Independent Knower Organizations: Data banks, consumer information bureaus, referral services, reporting literature, drug-testing facilities, and auditing firms would evolve more swiftly. Local organizations would emerge to rate health-care providers through undercover monitoring, patient interviews, or treatment reviews. Such a service might be supported by patients, analogous to Consumer Reports, or by physicians, analogous to Underwriters’ Laboratories or Moody’s. Consumers would reward those organizations that help them assess credentials and discriminate among the array of available health services.
Lay Awareness: There would be medical education without sacerdotal restraints. Basic medicine could be part of the high school curriculum. All manner of health-care education and training could be offered in community colleges and private institutes.

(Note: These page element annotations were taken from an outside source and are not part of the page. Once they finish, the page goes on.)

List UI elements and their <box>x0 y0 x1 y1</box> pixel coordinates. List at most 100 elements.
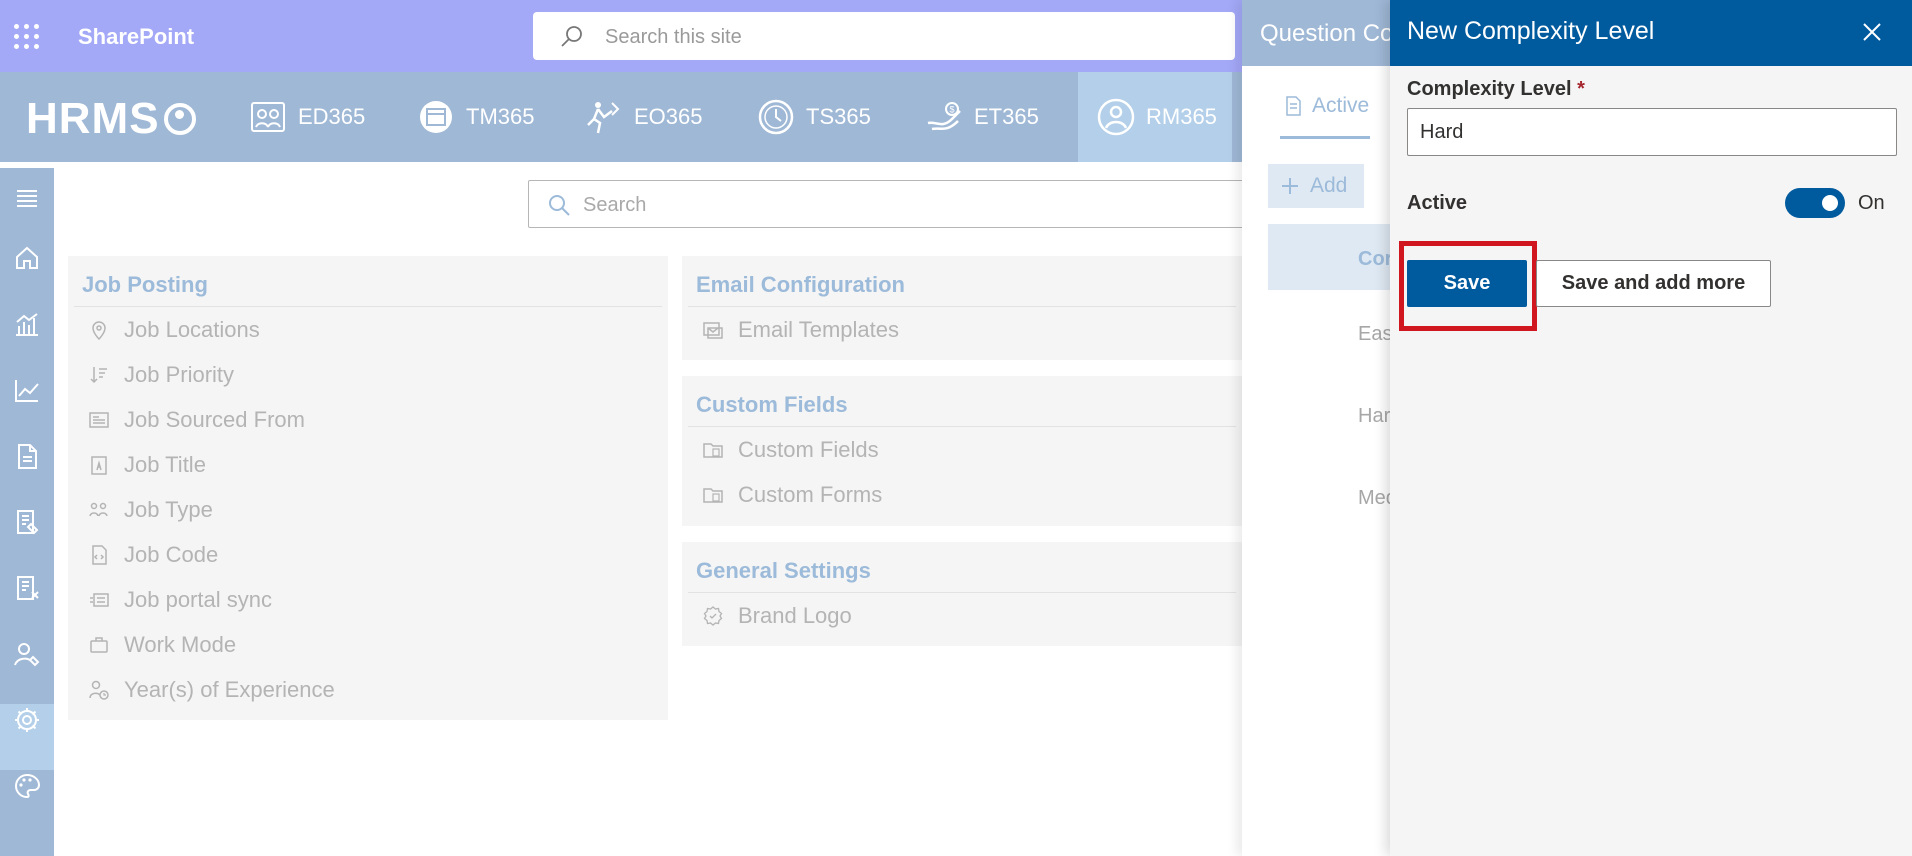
settings-link-job-type[interactable]: Job Type <box>68 487 668 532</box>
settings-link-label: Job Priority <box>124 361 235 387</box>
toggle-knob <box>1822 195 1838 211</box>
settings-search-input[interactable]: Search <box>528 180 1248 228</box>
tab-active[interactable]: Active <box>1282 94 1369 118</box>
settings-link-job-title[interactable]: Job Title <box>68 442 668 487</box>
menu-icon[interactable] <box>11 182 43 214</box>
nav-module-eo365[interactable]: EO365 <box>584 72 703 162</box>
location-pin-icon <box>92 320 106 340</box>
add-button[interactable]: Add <box>1268 164 1364 208</box>
palette-icon[interactable] <box>11 770 43 802</box>
add-label: Add <box>1310 174 1348 197</box>
onboarding-icon <box>587 102 620 134</box>
sharepoint-page: SharePoint Search this site HRMS ED365 T… <box>0 0 1912 856</box>
badge-icon <box>703 605 723 626</box>
panel-header: New Complexity Level <box>1390 0 1912 66</box>
document-cancel-icon[interactable] <box>11 572 43 604</box>
folder-form-icon <box>703 487 723 503</box>
complexity-level-label-text: Complexity Level <box>1407 78 1572 100</box>
nav-module-label: TS365 <box>806 104 871 129</box>
tab-underline <box>1280 136 1370 139</box>
brand-name[interactable]: SharePoint <box>78 24 194 50</box>
settings-link-label: Job Code <box>124 541 219 567</box>
settings-link-label: Job Type <box>124 496 213 522</box>
search-icon <box>561 26 582 47</box>
settings-link-job-portal-sync[interactable]: Job portal sync <box>68 577 668 622</box>
settings-link-job-priority[interactable]: Job Priority <box>68 352 668 397</box>
question-complexity-panel: Question Co Active Add Cor Easy Hard Med <box>1242 0 1412 856</box>
settings-link-job-sourced-from[interactable]: Job Sourced From <box>68 397 668 442</box>
briefcase-icon <box>90 636 108 653</box>
document-icon[interactable] <box>11 440 43 472</box>
sync-card-icon <box>90 592 109 607</box>
settings-link-label: Custom Forms <box>738 481 883 507</box>
close-icon[interactable] <box>1860 20 1884 44</box>
settings-link-label: Job Sourced From <box>124 406 305 432</box>
complexity-level-input[interactable]: Hard <box>1407 108 1897 156</box>
people-team-icon <box>89 502 108 516</box>
email-configuration-title: Email Configuration <box>688 256 1236 307</box>
active-toggle[interactable] <box>1785 188 1845 218</box>
email-configuration-card: Email Configuration Email Templates <box>682 256 1242 360</box>
code-document-icon <box>92 544 107 565</box>
settings-link-label: Year(s) of Experience <box>124 676 335 702</box>
email-template-icon <box>703 321 723 339</box>
nav-module-tm365[interactable]: TM365 <box>416 72 534 162</box>
expense-tracker-icon: $ <box>927 102 961 131</box>
site-search-placeholder: Search this site <box>605 26 742 48</box>
question-panel-title: Question Co <box>1242 0 1412 66</box>
required-mark: * <box>1577 78 1585 100</box>
settings-link-work-mode[interactable]: Work Mode <box>68 622 668 667</box>
job-posting-title: Job Posting <box>74 256 662 307</box>
settings-search-placeholder: Search <box>583 194 647 216</box>
panel-title: New Complexity Level <box>1407 17 1655 45</box>
settings-link-job-locations[interactable]: Job Locations <box>68 307 668 352</box>
document-icon <box>1286 96 1301 116</box>
settings-link-label: Brand Logo <box>738 602 852 628</box>
nav-module-rm365[interactable]: RM365 <box>1078 72 1232 162</box>
settings-link-job-code[interactable]: Job Code <box>68 532 668 577</box>
home-icon[interactable] <box>11 242 43 274</box>
recruitment-icon <box>1097 98 1135 136</box>
general-settings-title: General Settings <box>688 542 1236 593</box>
clipboard-text-icon <box>91 455 107 475</box>
settings-link-custom-fields[interactable]: Custom Fields <box>682 427 1242 472</box>
custom-fields-card: Custom Fields Custom Fields Custom Forms <box>682 376 1242 526</box>
time-management-icon <box>420 101 452 133</box>
settings-link-label: Job Title <box>124 451 206 477</box>
plus-icon <box>1282 178 1298 194</box>
custom-fields-title: Custom Fields <box>688 376 1236 427</box>
nav-module-ed365[interactable]: ED365 <box>248 72 365 162</box>
person-clock-icon <box>89 680 109 700</box>
settings-link-label: Custom Fields <box>738 436 879 462</box>
settings-link-label: Email Templates <box>738 316 899 342</box>
settings-link-label: Job Locations <box>124 316 260 342</box>
analytics-icon[interactable] <box>11 308 43 340</box>
hrms-logo[interactable]: HRMS <box>26 94 196 144</box>
settings-link-label: Job portal sync <box>124 586 272 612</box>
settings-link-years-of-experience[interactable]: Year(s) of Experience <box>68 667 668 712</box>
app-launcher-icon[interactable] <box>14 24 40 50</box>
left-rail <box>0 168 54 856</box>
form-icon[interactable] <box>11 506 43 538</box>
complexity-level-label: Complexity Level * <box>1407 78 1585 101</box>
site-search-input[interactable]: Search this site <box>533 12 1235 60</box>
save-button[interactable]: Save <box>1407 260 1527 307</box>
general-settings-card: General Settings Brand Logo <box>682 542 1242 646</box>
settings-icon[interactable] <box>11 704 43 736</box>
news-icon <box>89 411 109 428</box>
line-chart-icon[interactable] <box>11 374 43 406</box>
settings-link-brand-logo[interactable]: Brand Logo <box>682 593 1242 638</box>
folder-document-icon <box>703 442 723 458</box>
settings-link-custom-forms[interactable]: Custom Forms <box>682 472 1242 517</box>
nav-module-et365[interactable]: $ ET365 <box>924 72 1039 162</box>
job-posting-card: Job Posting Job Locations Job Priority J… <box>68 256 668 720</box>
settings-link-email-templates[interactable]: Email Templates <box>682 307 1242 352</box>
save-and-add-more-button[interactable]: Save and add more <box>1536 260 1771 307</box>
svg-text:$: $ <box>950 105 955 115</box>
user-settings-icon[interactable] <box>11 638 43 670</box>
toggle-state-label: On <box>1858 192 1885 214</box>
tab-label: Active <box>1312 94 1370 117</box>
nav-module-ts365[interactable]: TS365 <box>756 72 871 162</box>
nav-module-label: ET365 <box>974 104 1039 129</box>
nav-module-label: EO365 <box>634 104 703 129</box>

Entrepreneurs have already developed medical software that responds to a list of symptoms with possible diagnoses and treatments.6 This program is based on data that are more extensive, more accurate, and more current than any doctor could hope to command. Informal courses might teach lay people how to use such programs. People would have better information to assess their needs and opportunities, and they would have the power to self-medicate.
In 1963, the famed economist Kenneth Arrow could write: “It is the general social consensus, clearly, that the laissez-faire solution for medicine is intolerable.”7 Nowadays there is no such general social consensus.
2. Kenneth Anderson and Lois Anderson, eds., Orphan Drugs (Los Angeles: The Body Press), 1987.
3. James Bovard, “Double-Crossing to Safety,” The American Spectator, January 1995, pp. 24-29.
4. Brigid McMenamin, “An Educated Consumer Is Her Best Patient,” Forbes, June 21, 1993, p. 118.
5. Milton Friedman, Capitalism and Freedom (Chicago: University of Chicago Press, 1962).
6. Stephen S. Hyde, “The Last Priesthood: The Coming Revolution in Medical Care Delivery,” Regulation, Fall 1992, pp. 70-74.
7. Kenneth J. Arrow, “Uncertainty and the Welfare Economics of Medical Care,” American Economic Review, 53, December 1963, p. 967.